Republished with permission. Originally published by the Long Island Herald.
By: Jordan Vallone of the LI Herald
St. Francis Episcopal Church in North Bellmore hosted its first produce pickup Aug. 1 in conjunction with its community garden. The Garden at St. Francis is in its 11th growing season, and provides fresh produce to local shoppers, donating remaining goods on a weekly basis.
“There’s a farmstand every weekend,” said the Rev. Christopher McNabb, a priest at the church. “We sell whatever we bring in from the garden, and whatever is left, we donate.”
The garden has had a few setbacks this season, according to Kristin Talbot, its new manager, who started in June.
“A branch fell down during Tropical Storm Elsa, which took out the beehives,” Talbot explained. “The church is under construction, and our irrigation system also went down.”
Despite the setbacks, the church opened last weekend for its first-ever produce pickup. Produce pickups will continue through October, every Sunday from 11 a.m. to 2 p.m.
Talbot said that throughout the pandemic, she has watched the garden become a sanctuary for many people. “It attracts more than just people of the Christian faith,” she explained. “It has become a social refuge for a lot of people.”

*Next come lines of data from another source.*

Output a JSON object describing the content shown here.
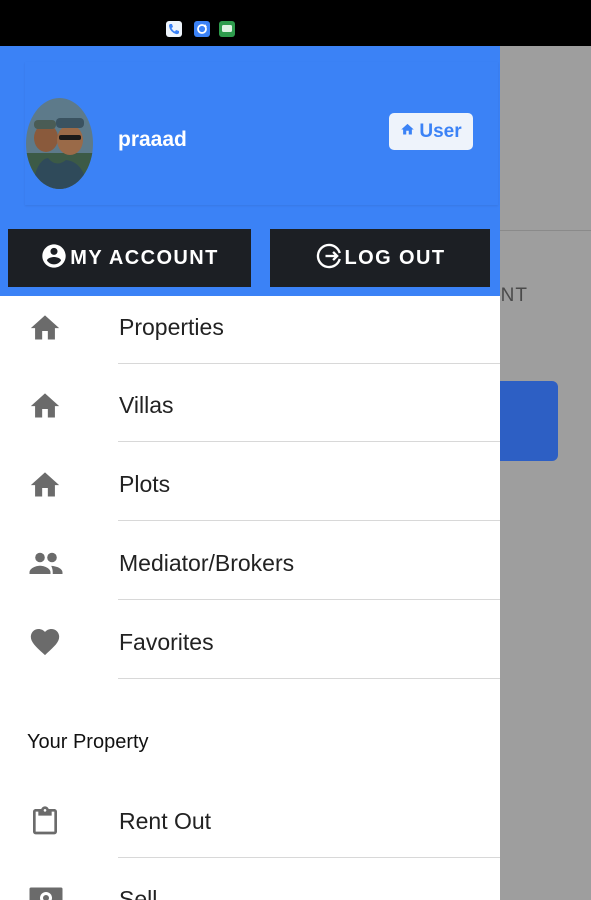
{
  "status_bar": {
    "icons": [
      "phone-icon",
      "sync-icon",
      "message-icon"
    ]
  },
  "background_screen": {
    "tab_text_partial": "ENT"
  },
  "drawer": {
    "header": {
      "user_name": "praaad",
      "role_badge": {
        "icon": "home-icon",
        "label": "User"
      },
      "buttons": {
        "my_account": {
          "icon": "account-circle-icon",
          "label": "MY ACCOUNT"
        },
        "log_out": {
          "icon": "logout-icon",
          "label": "LOG OUT"
        }
      }
    },
    "menu": [
      {
        "label": "Properties",
        "icon": "home-icon"
      },
      {
        "label": "Villas",
        "icon": "home-icon"
      },
      {
        "label": "Plots",
        "icon": "home-icon"
      },
      {
        "label": "Mediator/Brokers",
        "icon": "people-icon"
      },
      {
        "label": "Favorites",
        "icon": "heart-icon"
      }
    ],
    "section_title": "Your Property",
    "property_menu": [
      {
        "label": "Rent Out",
        "icon": "clipboard-icon"
      },
      {
        "label": "Sell",
        "icon": "money-icon"
      }
    ]
  },
  "colors": {
    "primary": "#3b82f6",
    "header_button_bg": "#1c1f24",
    "icon_gray": "#6b6b6b",
    "scrim_gray": "#9e9e9e"
  }
}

Volunteers at the garden are able to work mostly outside, in a socially distanced setting, with the choice to wear a mask or not.
Talbot, who grew up in Wantagh, said that she has always been interested in gardening and farming, neither of which is always easy in Nassau County. “I drove by this garden for many years and never realized it was open to me,” she said. “We want to bring volunteers in from the community — bring people into the garden.”

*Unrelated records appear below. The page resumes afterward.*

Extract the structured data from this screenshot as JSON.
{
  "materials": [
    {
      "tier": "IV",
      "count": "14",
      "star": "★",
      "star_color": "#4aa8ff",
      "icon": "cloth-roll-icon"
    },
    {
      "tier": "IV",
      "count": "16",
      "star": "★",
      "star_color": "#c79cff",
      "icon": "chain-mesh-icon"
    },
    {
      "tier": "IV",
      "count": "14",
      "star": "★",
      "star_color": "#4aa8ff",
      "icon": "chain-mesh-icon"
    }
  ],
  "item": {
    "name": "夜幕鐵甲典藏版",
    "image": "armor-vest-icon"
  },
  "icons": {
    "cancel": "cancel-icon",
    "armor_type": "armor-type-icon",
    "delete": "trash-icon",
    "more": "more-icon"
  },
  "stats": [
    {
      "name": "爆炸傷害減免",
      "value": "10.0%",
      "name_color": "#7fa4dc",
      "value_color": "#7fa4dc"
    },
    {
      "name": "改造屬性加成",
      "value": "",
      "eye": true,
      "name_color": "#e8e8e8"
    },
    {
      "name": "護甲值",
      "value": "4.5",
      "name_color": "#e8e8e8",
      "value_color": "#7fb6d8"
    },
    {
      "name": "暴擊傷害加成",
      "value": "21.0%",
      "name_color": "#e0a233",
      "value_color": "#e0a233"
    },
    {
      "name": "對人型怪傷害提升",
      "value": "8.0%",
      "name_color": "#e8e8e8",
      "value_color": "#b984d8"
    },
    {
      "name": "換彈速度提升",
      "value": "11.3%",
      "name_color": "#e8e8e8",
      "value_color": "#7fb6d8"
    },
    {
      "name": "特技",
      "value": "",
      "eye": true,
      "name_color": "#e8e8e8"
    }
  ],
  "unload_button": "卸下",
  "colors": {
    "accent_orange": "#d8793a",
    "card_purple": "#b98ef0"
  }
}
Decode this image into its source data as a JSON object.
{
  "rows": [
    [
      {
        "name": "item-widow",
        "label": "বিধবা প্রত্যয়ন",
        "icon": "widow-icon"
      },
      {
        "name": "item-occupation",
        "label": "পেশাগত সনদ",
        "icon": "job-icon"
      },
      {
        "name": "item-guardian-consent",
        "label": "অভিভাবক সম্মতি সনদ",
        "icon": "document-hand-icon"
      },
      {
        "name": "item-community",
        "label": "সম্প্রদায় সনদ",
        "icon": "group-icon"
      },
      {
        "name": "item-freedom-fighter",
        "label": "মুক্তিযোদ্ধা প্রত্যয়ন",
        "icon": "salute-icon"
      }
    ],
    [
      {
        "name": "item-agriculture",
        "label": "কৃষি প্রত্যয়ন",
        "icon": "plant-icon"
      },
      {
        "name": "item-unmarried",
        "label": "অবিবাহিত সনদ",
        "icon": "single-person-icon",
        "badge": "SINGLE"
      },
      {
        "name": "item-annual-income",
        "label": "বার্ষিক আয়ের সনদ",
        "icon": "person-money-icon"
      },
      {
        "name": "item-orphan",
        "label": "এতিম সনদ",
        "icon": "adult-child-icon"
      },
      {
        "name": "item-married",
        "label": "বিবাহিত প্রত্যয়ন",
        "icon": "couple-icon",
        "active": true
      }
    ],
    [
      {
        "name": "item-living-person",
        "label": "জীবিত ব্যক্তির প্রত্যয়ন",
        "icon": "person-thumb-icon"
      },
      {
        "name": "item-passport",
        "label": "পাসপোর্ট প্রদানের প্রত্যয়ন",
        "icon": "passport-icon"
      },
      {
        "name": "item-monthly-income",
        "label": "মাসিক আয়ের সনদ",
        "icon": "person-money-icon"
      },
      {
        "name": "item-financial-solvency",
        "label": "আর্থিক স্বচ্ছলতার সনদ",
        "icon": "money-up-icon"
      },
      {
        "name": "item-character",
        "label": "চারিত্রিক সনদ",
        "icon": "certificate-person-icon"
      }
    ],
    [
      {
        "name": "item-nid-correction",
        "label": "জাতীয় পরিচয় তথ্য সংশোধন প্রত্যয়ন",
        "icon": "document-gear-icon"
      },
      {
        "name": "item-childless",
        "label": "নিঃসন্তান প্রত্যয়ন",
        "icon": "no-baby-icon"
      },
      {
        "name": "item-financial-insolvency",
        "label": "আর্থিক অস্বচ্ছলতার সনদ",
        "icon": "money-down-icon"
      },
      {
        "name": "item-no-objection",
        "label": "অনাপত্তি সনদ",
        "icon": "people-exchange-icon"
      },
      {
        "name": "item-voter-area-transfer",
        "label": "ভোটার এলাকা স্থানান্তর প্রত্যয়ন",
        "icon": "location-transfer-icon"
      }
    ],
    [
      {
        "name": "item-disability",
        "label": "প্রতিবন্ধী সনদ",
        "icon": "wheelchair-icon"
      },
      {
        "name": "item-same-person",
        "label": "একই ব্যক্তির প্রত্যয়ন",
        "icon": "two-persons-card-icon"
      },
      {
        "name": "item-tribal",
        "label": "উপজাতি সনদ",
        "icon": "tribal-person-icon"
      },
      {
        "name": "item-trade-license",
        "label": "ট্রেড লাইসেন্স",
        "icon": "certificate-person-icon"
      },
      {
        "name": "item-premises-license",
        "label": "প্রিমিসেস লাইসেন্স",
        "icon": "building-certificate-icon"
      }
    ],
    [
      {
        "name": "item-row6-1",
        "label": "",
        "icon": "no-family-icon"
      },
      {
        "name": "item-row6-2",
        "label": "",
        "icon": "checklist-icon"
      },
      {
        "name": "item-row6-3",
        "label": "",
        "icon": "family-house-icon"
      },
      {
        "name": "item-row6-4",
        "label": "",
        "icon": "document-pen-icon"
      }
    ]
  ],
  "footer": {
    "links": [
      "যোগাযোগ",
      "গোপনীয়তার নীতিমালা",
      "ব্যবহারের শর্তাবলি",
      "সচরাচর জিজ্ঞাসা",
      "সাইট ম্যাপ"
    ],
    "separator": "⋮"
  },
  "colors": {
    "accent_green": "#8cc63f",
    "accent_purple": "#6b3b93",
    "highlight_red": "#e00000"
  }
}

Volunteer opportunities are plentiful at the garden, and students can lend a hand for school programs. Talbot shared that garden volunteers work closely with the Helen Keller Services for the Blind, which supports people who are visually impaired.
“We are volunteer-run and volunteer-minded,” Talbot said. “All of the squash and zucchini were planted by the visually impaired. We are open to the community, no matter who it is.”
Talbot said the Episcopal Ministry supports the garden, which has been a great help throughout the pandemic — “We would not be around if they didn’t support us,” she said.
The garden boasts many rows of fresh produce, other plants and flowers, and beehives, which pollinate the plants and produce honey. Unfortunately, due to the damage sustained, Talbot said it is unlikely that they’ll be able to harvest anymore honey this season.
The garden is also self-sustaining and 100 percent organic. No pesticides are used, and the garden is fed with compost. Recently, a fence was added to protect the plants from rabbits.
Talbot added that remaining produce from each week gets donated to local food banks and those in need.
“We donate a thousand pounds or more a season,” longtime volunteer Jennifer Henning said.
“People need the support now more than ever,” said Carl Bucking, another volunteer, at the produce pickup.
The garden accepts produce donations from home gardens, FreshConnect checks from veterans who are looking to obtain food and Farmers Market Nutrition Program coupons from senior citizens.
“The Garden at St. Francis heals the Earth and feeds those in need,” according to its motto. People can follow the garden on Instagram, @the.garden.at.st.francis, and on Facebook, @thegardenatstfrancis.
“This is an open space,” Talbot said. “We need the community to continue to support us and learn the value of understanding gardening.”